News & Resources

Is an employee settlement agreement bulletproof?
06 August 2015  | Tata Mokwayi
“My business recently had to pursue disciplinary action against an employee. This was a difficult decision and process but we eventually reached a settlement in terms of which the employee agreed to resign and concluded a settlement agreement to that effect. I thought the matter was put to rest but now I hear the employee is going to take us to the CCMA. Surely he cannot override our settlement agreement and do this?”

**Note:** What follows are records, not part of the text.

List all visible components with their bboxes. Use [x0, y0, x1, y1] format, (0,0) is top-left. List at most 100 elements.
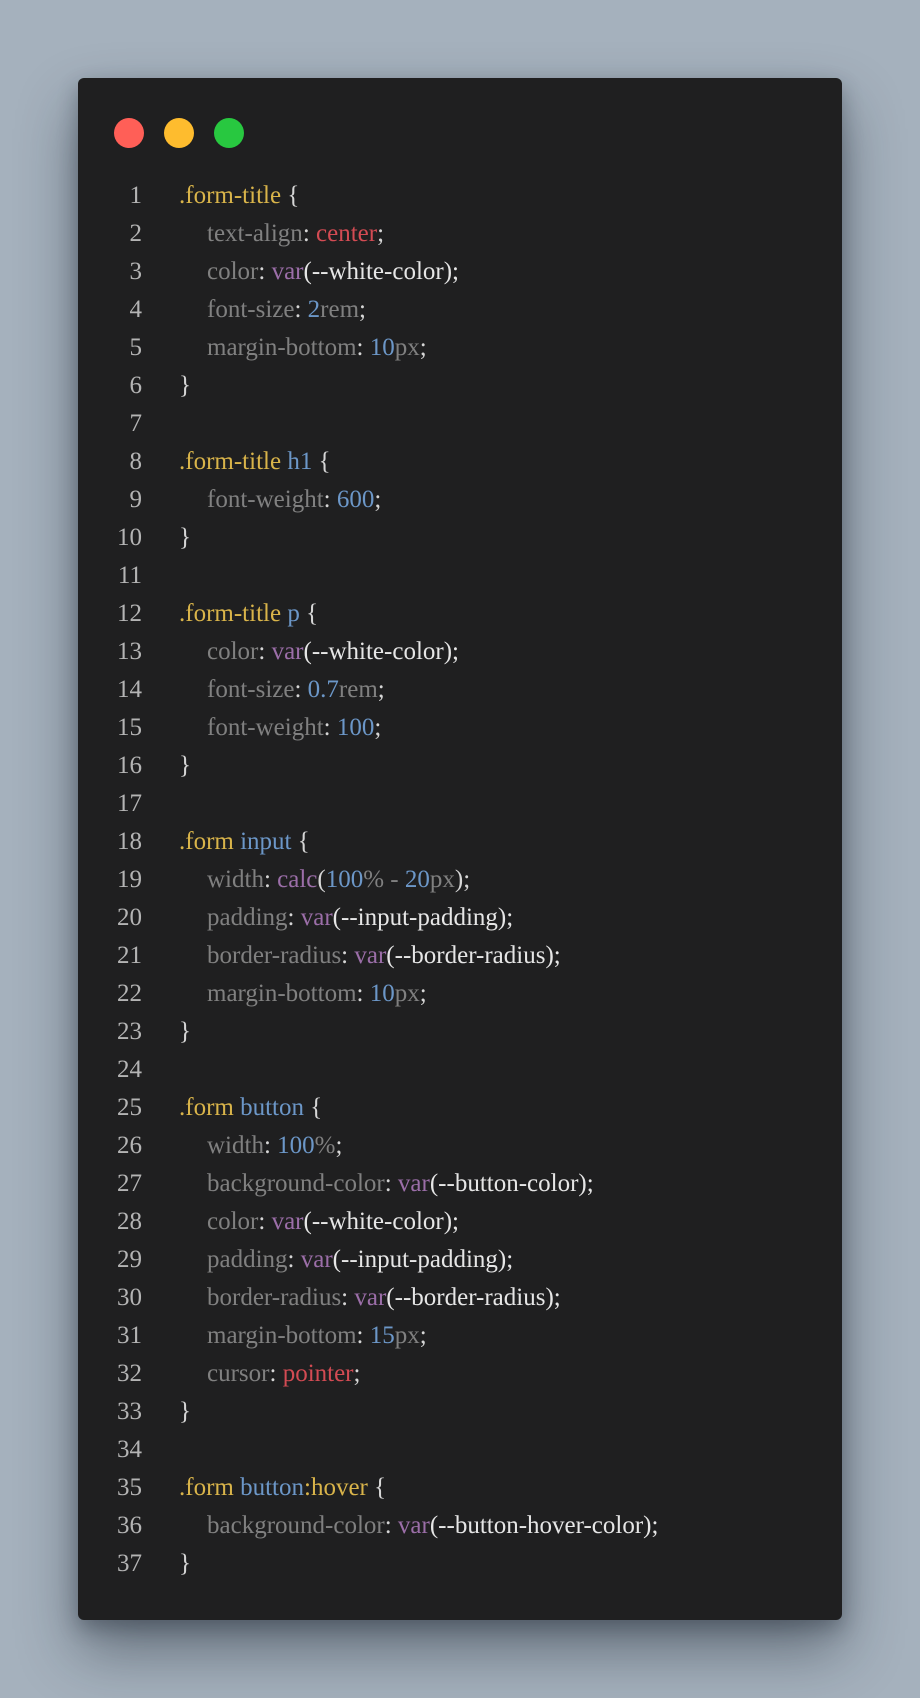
- line-number: 35: [117, 1474, 142, 1501]
- code-token: {: [367, 1474, 387, 1501]
- code-line: 10}: [78, 519, 842, 557]
- code-text: .form input {: [142, 823, 310, 861]
- code-token: (--white-color);: [303, 638, 459, 665]
- code-token: .form-title: [179, 448, 282, 475]
- code-line: 20 padding: var(--input-padding);: [78, 899, 842, 937]
- code-line: 25 .form button {: [78, 1089, 842, 1127]
- code-line: 2 text-align: center;: [78, 215, 842, 253]
- line-number: 5: [129, 334, 143, 361]
- code-line: 33}: [78, 1393, 842, 1431]
- code-token: (--white-color);: [303, 258, 459, 285]
- code-text: font-weight: 100;: [142, 709, 381, 747]
- minimize-window-icon[interactable]: [164, 118, 194, 148]
- code-token: :: [287, 904, 301, 931]
- code-token: calc: [277, 866, 318, 893]
- code-token: var: [397, 1512, 430, 1539]
- code-line: 36 background-color: var(--button-hover-c…: [78, 1507, 842, 1545]
- code-token: px: [394, 1322, 420, 1349]
- line-number: 7: [129, 410, 143, 437]
- code-token: ;: [419, 980, 427, 1007]
- code-line: 1 .form-title {: [78, 177, 842, 215]
- code-token: (--border-radius);: [386, 1284, 561, 1311]
- code-line: 17: [78, 785, 842, 823]
- code-token: :: [323, 714, 337, 741]
- code-text: width: calc(100% - 20px);: [142, 861, 470, 899]
- line-number: 34: [117, 1436, 142, 1463]
- code-line: 23}: [78, 1013, 842, 1051]
- code-line: 13 color: var(--white-color);: [78, 633, 842, 671]
- code-token: px: [394, 980, 420, 1007]
- code-token: (--white-color);: [303, 1208, 459, 1235]
- code-text: .form button:hover {: [142, 1469, 386, 1507]
- code-line: 31 margin-bottom: 15px;: [78, 1317, 842, 1355]
- close-window-icon[interactable]: [114, 118, 144, 148]
- code-token: :: [269, 1360, 283, 1387]
- code-token: 100: [277, 1132, 315, 1159]
- line-number: 16: [117, 752, 142, 779]
- code-token: :: [294, 296, 308, 323]
- line-number: 25: [117, 1094, 142, 1121]
- code-token: color: [207, 258, 259, 285]
- code-token: (: [317, 866, 326, 893]
- line-number: 37: [117, 1550, 142, 1577]
- code-token: ;: [374, 714, 382, 741]
- code-line: 35 .form button:hover {: [78, 1469, 842, 1507]
- code-line: 16}: [78, 747, 842, 785]
- code-text: padding: var(--input-padding);: [142, 1241, 513, 1279]
- code-line: 8 .form-title h1 {: [78, 443, 842, 481]
- line-number: 1: [129, 182, 143, 209]
- line-number: 32: [117, 1360, 142, 1387]
- code-editor: 1 .form-title {2 text-align: center; 3 color…: [78, 177, 842, 1583]
- code-text: }: [142, 1013, 191, 1051]
- code-token: px: [394, 334, 420, 361]
- code-text: color: var(--white-color);: [142, 633, 459, 671]
- code-token: :: [384, 1512, 398, 1539]
- maximize-window-icon[interactable]: [214, 118, 244, 148]
- code-token: :: [258, 1208, 272, 1235]
- line-number: 17: [117, 790, 142, 817]
- code-token: cursor: [207, 1360, 270, 1387]
- code-token: font-weight: [207, 714, 324, 741]
- code-line: 6}: [78, 367, 842, 405]
- code-token: :: [323, 486, 337, 513]
- code-token: .form-title: [179, 600, 282, 627]
- code-token: border-radius: [207, 1284, 342, 1311]
- code-token: button: [240, 1094, 305, 1121]
- code-token: width: [207, 866, 264, 893]
- code-line: 37}: [78, 1545, 842, 1583]
- code-token: var: [354, 942, 387, 969]
- code-line: 3 color: var(--white-color);: [78, 253, 842, 291]
- line-number: 8: [129, 448, 143, 475]
- code-text: color: var(--white-color);: [142, 253, 459, 291]
- code-token: 10: [369, 334, 395, 361]
- code-token: 15: [369, 1322, 395, 1349]
- code-text: margin-bottom: 10px;: [142, 329, 427, 367]
- code-text: font-size: 2rem;: [142, 291, 366, 329]
- code-token: .form-title: [179, 182, 282, 209]
- line-number: 11: [117, 562, 142, 589]
- code-text: margin-bottom: 15px;: [142, 1317, 427, 1355]
- code-token: 100: [325, 866, 364, 893]
- code-token: ;: [419, 334, 427, 361]
- code-line: 12 .form-title p {: [78, 595, 842, 633]
- code-text: font-size: 0.7rem;: [142, 671, 385, 709]
- code-line: 22 margin-bottom: 10px;: [78, 975, 842, 1013]
- code-token: {: [304, 1094, 323, 1121]
- code-text: text-align: center;: [142, 215, 384, 253]
- code-token: border-radius: [207, 942, 342, 969]
- code-token: (--button-color);: [429, 1170, 594, 1197]
- code-token: margin-bottom: [207, 1322, 357, 1349]
- line-number: 29: [117, 1246, 142, 1273]
- code-text: margin-bottom: 10px;: [142, 975, 427, 1013]
- code-token: :hover: [304, 1474, 368, 1501]
- code-token: h1: [287, 448, 313, 475]
- code-line: 28 color: var(--white-color);: [78, 1203, 842, 1241]
- code-token: background-color: [207, 1170, 385, 1197]
- code-text: cursor: pointer;: [142, 1355, 360, 1393]
- code-token: var: [300, 904, 333, 931]
- code-token: margin-bottom: [207, 980, 357, 1007]
- code-text: }: [142, 519, 191, 557]
- code-text: background-color: var(--button-color);: [142, 1165, 594, 1203]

A primary objective of the Labour Relations Act is to encourage parties to resolve their own labour disputes and not have to make use of formal dispute resolution mechanisms. Accordingly, should parties be able to resolve their own labour disputes by way of for example entering into a voluntary written settlement agreement either before, during or after a disciplinary hearing or retrenchment exercise, this is an acceptable method of laying a matter to rest and often helps avoid the parties having to air their dirty laundry in public. Such a settlement agreement usually determines that the matter is settled in full between the parties and that the employee cannot approach the CCMA with an unfair dismissal or unfair labour practice claim.

However, the Labour Appeal Court recently held in Builders Warehouse (Pty) Ltd v CCMA that the resolving of an unfair dismissal and/or unfair labour practice through a settlement agreement does not oust the jurisdiction of the CCMA from hearing the matter and dealing with the merits thereof. This means that a settlement agreement that is a 'full and final settlement’ and entered into willingly by an employee is not immune to review and further investigation. In the Builders Warehouse case it was held that the implementation of an agreement to accept demotion may constitute an unfair labour practice allowing the CCMA to have jurisdiction to conciliate over the matter which was finalised through a settlement agreement. The Labour Court held that the CCMA was able to consider the issue, despite any agreement, but that the presence of such an agreement would be a factor to be considered with the onus resting on the employee to prove the unfair conduct.

This means that an employee, even in a case such as yours where a settlement agreement was concluded, could still refer the matter to the CCMA, but that the onus will now be on the employee to show that the dismissal was unfair and that the settlement agreement should not apply.